Not the way it was for Bowie. After three relief appearances for the 1999 Braves, despite being groomed as a starter in the minors, he was traded to the Cubs in the package that brough the Braves veteran pitcher Terry Mulholland and infielder Jose Hernandez. The Cubs returned him to starting where he didn’t exactly flourish; then, he was converted to relief work by the A’s. The Tommy John surgery followed not long after that, and he missed 2004 recuperating before the Nationals signed him on a minor league deal.

Bowie got another major league callup to the Nats in 2006 and became an effective setup reliever (1.37 ERA in fifteen appearances) before a groin injury derailed his season. He returned for 2007, again in the setup role, before four of the Nats’ five starting pitchers hit the disabled list and he returned to the starting role. In six starts he earned a 4-0 record with a 3.82 ERA before the hip injury hit.
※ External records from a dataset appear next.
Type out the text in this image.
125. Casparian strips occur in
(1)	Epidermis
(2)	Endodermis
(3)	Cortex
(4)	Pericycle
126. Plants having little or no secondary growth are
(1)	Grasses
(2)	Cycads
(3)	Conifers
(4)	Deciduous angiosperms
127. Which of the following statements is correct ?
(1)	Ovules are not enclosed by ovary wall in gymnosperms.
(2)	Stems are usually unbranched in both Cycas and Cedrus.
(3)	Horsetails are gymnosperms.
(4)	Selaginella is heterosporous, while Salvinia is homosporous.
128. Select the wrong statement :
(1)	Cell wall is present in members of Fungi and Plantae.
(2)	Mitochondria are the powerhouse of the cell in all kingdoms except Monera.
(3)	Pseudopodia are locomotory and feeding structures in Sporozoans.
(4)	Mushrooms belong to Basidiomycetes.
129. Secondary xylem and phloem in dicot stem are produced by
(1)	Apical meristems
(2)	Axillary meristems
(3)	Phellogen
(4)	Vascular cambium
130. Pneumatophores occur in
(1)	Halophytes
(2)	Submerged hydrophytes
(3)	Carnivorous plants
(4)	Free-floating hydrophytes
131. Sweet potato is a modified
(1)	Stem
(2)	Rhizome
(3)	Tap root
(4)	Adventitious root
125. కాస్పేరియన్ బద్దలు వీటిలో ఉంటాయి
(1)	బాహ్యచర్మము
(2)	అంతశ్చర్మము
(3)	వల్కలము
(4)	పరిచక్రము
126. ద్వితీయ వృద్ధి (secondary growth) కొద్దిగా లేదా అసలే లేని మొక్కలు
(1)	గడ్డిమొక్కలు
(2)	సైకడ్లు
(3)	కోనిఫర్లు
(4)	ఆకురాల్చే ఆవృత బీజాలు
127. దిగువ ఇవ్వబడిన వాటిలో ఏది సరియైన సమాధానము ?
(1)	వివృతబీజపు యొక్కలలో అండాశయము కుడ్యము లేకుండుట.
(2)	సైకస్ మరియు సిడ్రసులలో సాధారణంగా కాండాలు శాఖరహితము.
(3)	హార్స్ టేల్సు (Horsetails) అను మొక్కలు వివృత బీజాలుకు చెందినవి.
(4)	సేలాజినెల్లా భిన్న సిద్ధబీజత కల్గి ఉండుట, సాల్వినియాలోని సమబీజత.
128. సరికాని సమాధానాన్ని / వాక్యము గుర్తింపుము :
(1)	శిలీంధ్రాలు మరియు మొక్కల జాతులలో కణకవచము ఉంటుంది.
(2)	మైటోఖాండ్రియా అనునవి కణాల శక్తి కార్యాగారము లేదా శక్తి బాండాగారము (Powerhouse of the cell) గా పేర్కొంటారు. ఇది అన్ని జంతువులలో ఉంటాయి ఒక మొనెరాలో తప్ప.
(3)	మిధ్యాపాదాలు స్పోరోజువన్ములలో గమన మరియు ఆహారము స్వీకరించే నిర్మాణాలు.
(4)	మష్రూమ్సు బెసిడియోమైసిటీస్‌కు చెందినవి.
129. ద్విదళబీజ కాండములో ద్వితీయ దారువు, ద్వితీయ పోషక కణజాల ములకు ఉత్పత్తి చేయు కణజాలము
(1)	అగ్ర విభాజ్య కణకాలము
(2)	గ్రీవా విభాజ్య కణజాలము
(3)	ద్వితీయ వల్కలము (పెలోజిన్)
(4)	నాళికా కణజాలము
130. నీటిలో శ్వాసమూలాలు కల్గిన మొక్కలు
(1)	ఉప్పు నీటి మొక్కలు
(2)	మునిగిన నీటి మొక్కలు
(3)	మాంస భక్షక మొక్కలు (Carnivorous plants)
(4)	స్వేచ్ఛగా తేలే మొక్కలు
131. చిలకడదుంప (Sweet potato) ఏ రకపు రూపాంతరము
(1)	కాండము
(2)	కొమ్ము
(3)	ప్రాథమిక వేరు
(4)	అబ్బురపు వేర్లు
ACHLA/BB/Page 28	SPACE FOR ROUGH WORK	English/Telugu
He has also been a regular instructor at T Bar M Camps, a non-denominational Christian sports camp located in his native Texas. His entry at the camps’ Website includes a quote from Paul the Apostle’s letter to the Colossians: “Whatever you do, work at it with all your heart, as working for the Lord, and not for men.”

It isn’t his heart that threatens Bowie’s life now.